ABSS honors top graduates, many earned college credit at ACC
ABSS’s top graduates are heading to college, and 10 of the 14 earned credit through ACC’s tuition-free dual-enrollment program.

ABSS’s highest-achieving seniors turned this weekend’s commencements into a countywide scoreboard of academic success, with all 14 valedictorians and salutatorians planning to attend college in the fall. Ten of the 14 also completed college-level work through Alamance Community College’s Career and College Promise program, underscoring how often Alamance County’s top students are finishing high school with credits already in hand.
The recognition followed a school board policy change adopted in January 2020 that replaced the old Top 10 class-rank model with Latin honors based on composite GPA and honors-level coursework completed in grades 9 through 12. ABSS began using the system with the Class of 2024, and the Class of 2026 marked the third graduating class to be honored as Cum Laude, Magna Cum Laude or Summa Cum Laude.

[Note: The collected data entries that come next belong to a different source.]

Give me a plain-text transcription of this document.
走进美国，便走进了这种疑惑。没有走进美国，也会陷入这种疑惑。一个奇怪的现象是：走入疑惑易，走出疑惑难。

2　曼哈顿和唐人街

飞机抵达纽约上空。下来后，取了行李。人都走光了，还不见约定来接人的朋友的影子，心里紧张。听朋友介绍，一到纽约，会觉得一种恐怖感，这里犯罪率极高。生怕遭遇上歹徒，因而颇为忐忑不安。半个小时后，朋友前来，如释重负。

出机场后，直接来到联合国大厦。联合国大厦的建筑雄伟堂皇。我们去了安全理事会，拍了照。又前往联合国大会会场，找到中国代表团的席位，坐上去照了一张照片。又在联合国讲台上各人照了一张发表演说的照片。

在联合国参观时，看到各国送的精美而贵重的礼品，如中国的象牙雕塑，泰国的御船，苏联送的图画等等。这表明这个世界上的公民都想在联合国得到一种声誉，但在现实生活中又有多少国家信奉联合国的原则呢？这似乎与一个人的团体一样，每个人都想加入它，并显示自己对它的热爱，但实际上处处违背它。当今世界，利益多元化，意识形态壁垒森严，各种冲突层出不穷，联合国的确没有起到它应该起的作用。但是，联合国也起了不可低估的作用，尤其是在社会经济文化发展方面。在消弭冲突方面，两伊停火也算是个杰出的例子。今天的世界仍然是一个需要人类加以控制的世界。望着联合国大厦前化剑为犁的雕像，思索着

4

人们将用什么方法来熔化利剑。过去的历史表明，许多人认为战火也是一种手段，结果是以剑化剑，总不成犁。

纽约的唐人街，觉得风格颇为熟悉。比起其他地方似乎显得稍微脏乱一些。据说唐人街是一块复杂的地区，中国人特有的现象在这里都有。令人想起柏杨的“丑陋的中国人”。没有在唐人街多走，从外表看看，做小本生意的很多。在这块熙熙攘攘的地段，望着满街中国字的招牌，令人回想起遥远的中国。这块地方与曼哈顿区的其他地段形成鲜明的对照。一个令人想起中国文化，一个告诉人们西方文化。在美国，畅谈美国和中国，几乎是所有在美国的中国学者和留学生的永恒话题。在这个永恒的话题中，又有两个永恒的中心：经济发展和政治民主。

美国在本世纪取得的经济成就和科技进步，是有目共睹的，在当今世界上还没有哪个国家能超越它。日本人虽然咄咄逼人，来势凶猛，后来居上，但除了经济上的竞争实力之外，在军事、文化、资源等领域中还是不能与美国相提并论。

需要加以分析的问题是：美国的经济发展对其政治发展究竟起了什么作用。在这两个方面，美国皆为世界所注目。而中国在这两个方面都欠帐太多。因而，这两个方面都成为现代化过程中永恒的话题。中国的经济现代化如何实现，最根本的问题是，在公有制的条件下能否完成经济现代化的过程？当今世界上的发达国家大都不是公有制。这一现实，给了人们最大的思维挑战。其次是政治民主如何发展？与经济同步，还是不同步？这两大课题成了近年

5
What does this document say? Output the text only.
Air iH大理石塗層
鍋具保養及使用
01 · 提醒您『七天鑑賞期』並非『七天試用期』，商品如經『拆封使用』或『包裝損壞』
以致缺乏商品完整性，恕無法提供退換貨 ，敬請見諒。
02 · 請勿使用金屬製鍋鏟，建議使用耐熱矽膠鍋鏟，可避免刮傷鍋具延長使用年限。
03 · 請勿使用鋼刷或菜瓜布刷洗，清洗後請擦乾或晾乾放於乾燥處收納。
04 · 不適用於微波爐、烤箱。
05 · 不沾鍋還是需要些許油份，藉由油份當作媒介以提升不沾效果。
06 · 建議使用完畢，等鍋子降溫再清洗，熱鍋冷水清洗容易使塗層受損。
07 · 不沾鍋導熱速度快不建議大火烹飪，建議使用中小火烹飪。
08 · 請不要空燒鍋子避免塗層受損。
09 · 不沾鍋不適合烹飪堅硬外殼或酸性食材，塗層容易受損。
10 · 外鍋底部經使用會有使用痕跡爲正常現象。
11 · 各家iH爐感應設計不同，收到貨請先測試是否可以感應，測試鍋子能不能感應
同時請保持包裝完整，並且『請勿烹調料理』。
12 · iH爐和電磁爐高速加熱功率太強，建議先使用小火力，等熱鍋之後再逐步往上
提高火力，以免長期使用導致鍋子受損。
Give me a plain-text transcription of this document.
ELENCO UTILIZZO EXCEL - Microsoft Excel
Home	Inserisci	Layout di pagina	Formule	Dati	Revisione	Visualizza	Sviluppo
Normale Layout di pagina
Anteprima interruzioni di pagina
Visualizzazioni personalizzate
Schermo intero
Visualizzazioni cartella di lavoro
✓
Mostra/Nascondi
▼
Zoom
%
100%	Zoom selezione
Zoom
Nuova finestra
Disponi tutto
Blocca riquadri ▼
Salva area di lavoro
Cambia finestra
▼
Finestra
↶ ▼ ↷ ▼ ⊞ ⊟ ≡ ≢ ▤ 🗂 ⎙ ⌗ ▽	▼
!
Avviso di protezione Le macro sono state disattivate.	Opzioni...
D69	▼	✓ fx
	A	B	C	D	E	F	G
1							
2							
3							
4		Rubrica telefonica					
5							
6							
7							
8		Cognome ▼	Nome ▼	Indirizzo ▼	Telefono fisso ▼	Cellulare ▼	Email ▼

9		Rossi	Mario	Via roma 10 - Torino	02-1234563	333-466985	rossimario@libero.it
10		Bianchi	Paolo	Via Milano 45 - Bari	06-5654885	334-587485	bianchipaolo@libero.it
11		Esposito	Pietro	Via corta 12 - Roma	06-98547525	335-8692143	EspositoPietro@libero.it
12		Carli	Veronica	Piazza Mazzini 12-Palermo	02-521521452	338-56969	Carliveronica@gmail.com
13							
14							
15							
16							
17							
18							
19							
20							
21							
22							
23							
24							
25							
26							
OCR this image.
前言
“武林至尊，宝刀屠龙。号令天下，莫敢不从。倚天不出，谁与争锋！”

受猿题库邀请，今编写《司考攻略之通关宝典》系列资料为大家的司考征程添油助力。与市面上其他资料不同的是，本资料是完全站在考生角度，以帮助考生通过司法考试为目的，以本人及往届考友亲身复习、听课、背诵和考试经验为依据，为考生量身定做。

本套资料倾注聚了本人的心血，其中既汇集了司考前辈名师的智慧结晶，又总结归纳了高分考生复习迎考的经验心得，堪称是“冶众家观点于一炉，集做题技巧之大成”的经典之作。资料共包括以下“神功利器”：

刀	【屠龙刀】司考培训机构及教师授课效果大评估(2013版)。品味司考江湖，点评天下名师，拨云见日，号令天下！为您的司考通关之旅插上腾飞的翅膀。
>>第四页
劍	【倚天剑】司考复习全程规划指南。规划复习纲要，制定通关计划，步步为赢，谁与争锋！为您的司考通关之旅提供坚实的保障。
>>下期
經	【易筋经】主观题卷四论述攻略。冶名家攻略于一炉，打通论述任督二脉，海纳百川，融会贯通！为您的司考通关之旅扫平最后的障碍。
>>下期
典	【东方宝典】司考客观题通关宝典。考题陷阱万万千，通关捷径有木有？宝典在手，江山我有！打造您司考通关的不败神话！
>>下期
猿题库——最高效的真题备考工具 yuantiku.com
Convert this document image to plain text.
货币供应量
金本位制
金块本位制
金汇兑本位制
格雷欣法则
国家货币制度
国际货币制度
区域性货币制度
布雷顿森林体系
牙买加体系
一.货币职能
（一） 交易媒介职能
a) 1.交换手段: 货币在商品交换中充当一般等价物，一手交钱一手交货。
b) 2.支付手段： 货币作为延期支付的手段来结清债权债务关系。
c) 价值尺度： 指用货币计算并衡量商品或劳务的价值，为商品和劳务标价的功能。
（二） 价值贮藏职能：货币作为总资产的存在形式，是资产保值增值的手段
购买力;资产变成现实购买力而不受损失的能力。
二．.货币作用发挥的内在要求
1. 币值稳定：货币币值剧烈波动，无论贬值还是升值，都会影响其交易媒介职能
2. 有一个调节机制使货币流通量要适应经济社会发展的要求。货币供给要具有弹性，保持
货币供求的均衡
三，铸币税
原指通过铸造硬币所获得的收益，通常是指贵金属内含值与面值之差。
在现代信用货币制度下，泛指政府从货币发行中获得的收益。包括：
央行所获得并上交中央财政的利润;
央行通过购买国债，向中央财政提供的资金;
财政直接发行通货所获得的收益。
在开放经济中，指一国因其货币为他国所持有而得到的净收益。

The college pipeline is especially visible at Alamance Community College. ACC says CCP lets qualified North Carolina juniors and seniors take tuition-free college courses while still in high school, a structure that can shorten the path to certificates, diplomas and associate degrees. The college reported that 181 high school students earned college credits through CCP in its 2024-25 commencement cycle, and ACC notes that students who complete associate degrees can transfer to a four-year university as juniors.
The destinations for ABSS’s top graduates stretch well beyond Alamance County, but the strongest cluster is still in Chapel Hill and Raleigh. Five of the 14 are headed to UNC-Chapel Hill, and two are bound for NC State. The rest are spread across Duke, Davidson, the University of Vermont, UNC Greensboro, West Point, Elon and Wake Forest, giving the class a wide footprint across public, private and military pathways.

Several students also paired those admissions with major financial support and work experience. Cummings High School valedictorian Jasmine Leija plans to study nursing at UNC Greensboro and said she received $95,776 in scholarships, grants and financial aid; she said her ACC Nurse Aide experience helped shape that decision. Eastern High School salutatorian Elijah Mayle is headed to the U.S. Military Academy at West Point, while Eastern valedictorian Cassidy June Watkins will attend Wake Forest University. Taken together, the list shows ABSS students advancing through heavier academic loads, early college credit and a broader range of postgraduation plans than a simple class-rank list could capture.